O Cássio não precisou insistir muito.

Quando ele colocou a mão nas minhas costas e disse baixinho que era hora de ir, que eu tinha feito o que precisava fazer e que a Serena não precisava de mais emoção por hoje, eu deixei. Não porque estava fraca, mas porque ele estava certo, e eu sabia disso.

"Você precisa descansar, amor." olhei para ele, que estava mais cansado do que eu por passar a madrugada toda trabalhando.

"Você também."

Saímos da delegacia com aquele silêncio de quem carrega coisa demais para colocar em palavra ainda. O sol lá fora parecia fora de lugar, brilhante demais para um dia assim, e eu fiquei olhando para a rua pelo vidro do carro sem realmente ver nada.

Passei a mão sobre minha barriga, pensando que eu precisava cuidar da minha pequena, que ela era um presente do Pedro para mim, como dizia Aelyn.

Que ele tinha mandado uma irmãzinha, porque sabia que nossa família precisava.

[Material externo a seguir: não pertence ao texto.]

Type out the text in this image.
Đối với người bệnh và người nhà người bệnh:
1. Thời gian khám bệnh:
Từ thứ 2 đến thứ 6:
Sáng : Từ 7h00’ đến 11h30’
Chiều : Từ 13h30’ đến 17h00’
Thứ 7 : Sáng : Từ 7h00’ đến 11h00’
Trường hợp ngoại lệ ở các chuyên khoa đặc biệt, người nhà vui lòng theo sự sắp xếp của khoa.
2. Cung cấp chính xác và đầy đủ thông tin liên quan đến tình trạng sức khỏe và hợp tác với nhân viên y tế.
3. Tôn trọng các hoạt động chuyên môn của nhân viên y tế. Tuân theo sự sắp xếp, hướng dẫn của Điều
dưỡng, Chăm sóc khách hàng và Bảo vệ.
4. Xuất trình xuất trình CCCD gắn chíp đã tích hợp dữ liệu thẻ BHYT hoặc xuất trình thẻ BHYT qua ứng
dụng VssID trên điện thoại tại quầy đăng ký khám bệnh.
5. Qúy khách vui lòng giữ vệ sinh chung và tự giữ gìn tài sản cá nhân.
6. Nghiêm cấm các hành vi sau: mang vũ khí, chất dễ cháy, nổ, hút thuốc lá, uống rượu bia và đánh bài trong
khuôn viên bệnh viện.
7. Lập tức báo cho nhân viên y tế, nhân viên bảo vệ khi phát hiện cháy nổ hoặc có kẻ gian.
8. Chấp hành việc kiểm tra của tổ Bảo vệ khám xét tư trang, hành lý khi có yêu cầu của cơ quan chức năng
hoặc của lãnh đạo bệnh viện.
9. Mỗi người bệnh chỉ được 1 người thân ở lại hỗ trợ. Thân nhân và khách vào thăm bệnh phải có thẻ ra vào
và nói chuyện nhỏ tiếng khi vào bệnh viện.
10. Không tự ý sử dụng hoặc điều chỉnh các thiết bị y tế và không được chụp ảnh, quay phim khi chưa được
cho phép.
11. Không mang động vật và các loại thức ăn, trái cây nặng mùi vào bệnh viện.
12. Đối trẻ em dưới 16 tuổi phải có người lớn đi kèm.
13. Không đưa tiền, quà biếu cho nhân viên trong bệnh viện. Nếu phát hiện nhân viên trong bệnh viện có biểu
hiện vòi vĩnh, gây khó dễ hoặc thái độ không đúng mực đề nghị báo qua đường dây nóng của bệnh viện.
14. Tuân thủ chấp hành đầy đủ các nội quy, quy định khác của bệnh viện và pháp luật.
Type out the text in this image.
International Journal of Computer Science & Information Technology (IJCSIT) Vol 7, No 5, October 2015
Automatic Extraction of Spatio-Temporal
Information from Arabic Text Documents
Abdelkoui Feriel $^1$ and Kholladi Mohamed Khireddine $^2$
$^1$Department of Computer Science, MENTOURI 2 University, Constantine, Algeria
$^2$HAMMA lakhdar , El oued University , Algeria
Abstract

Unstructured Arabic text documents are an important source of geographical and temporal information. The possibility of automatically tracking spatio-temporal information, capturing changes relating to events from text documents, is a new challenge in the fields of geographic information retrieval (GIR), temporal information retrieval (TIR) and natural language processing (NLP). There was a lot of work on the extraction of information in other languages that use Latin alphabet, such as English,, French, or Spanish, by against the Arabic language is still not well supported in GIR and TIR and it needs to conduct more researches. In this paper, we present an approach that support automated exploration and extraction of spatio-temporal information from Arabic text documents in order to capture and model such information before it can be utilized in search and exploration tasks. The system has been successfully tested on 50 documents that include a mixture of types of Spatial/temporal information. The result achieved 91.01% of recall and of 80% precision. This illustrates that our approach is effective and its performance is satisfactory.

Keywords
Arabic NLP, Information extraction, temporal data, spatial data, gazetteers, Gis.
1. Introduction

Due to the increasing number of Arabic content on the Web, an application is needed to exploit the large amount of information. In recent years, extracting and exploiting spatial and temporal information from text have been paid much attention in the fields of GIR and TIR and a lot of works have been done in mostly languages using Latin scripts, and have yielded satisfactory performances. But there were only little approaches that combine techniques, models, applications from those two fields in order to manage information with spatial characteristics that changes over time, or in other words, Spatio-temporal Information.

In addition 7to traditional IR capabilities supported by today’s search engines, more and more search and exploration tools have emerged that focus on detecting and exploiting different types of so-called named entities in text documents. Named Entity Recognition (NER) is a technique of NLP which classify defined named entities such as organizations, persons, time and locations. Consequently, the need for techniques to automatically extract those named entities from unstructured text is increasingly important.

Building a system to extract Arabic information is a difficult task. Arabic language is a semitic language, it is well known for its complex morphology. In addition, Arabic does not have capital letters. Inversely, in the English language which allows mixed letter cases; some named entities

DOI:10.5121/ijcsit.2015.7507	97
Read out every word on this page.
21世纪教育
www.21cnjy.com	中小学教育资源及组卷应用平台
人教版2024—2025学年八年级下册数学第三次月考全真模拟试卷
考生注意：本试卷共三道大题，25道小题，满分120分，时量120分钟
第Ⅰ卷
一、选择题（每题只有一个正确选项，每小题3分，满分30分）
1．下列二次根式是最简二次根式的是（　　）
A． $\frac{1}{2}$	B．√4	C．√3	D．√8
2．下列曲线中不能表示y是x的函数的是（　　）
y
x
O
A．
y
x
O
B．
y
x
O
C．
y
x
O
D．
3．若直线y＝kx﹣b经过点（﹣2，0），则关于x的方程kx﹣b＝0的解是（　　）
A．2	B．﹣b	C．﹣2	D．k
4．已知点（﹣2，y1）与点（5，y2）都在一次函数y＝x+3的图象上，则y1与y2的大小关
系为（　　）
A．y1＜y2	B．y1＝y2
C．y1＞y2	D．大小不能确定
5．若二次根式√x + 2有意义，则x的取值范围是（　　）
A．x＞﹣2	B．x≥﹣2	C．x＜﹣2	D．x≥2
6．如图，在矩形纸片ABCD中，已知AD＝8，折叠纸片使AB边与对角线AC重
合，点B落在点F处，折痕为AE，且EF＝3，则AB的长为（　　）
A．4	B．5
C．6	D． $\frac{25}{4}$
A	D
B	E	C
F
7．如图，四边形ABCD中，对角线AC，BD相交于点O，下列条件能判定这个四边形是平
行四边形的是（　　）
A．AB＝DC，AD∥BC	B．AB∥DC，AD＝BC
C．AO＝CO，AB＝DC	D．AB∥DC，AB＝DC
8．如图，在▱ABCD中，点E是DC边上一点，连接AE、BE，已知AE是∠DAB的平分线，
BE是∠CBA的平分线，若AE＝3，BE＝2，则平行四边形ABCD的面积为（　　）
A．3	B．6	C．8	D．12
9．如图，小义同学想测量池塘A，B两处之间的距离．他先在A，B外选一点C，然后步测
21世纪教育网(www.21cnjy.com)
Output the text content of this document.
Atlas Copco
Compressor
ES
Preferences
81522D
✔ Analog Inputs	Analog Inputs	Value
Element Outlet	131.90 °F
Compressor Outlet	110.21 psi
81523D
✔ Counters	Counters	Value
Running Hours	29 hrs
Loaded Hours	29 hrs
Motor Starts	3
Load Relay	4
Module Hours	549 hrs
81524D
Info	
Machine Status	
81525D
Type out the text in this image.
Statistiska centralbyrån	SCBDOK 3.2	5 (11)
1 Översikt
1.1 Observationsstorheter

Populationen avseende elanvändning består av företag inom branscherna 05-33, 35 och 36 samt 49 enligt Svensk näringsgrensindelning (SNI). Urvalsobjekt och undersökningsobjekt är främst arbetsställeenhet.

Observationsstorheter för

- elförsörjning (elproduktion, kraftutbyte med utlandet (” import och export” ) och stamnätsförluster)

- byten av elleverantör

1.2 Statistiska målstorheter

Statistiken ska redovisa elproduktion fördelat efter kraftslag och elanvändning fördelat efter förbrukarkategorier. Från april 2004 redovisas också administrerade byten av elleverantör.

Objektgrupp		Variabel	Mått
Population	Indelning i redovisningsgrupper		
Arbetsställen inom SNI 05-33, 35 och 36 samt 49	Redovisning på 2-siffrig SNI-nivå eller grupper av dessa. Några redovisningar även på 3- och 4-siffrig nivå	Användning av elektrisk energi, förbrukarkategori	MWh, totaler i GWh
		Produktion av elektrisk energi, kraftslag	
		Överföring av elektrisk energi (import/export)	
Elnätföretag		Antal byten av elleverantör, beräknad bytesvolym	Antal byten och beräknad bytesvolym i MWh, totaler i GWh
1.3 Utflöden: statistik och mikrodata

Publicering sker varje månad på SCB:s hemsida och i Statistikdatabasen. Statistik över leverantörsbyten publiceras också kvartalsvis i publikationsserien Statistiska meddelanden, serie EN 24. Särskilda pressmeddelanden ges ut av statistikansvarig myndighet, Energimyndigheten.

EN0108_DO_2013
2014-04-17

E a partir de agora eu iria seguir minha vida, uma vez que os loucos tinham sido presos.

A casa estava quieta quando chegamos, mas de um jeito diferente do normal, aquele silêncio tenso de quem está contendo alguma coisa. Entrei primeiro, e foi quando ouvi.

A voz da minha mãe.

Baixa, entrecortada, vinda da sala.

Entrei e os vi, a Laís de um lado, o André do outro, os dois com as mãos na Vânia que estava sentada no sofá com aquele choro contido de quem tentou segurar e não conseguiu mais.

Ela me viu antes que eu dissesse qualquer coisa.

Se levantou de um movimento só e veio até mim, e quando os braços dela me envolveram, eu senti tudo que estava represado desde a delegacia subir de uma vez.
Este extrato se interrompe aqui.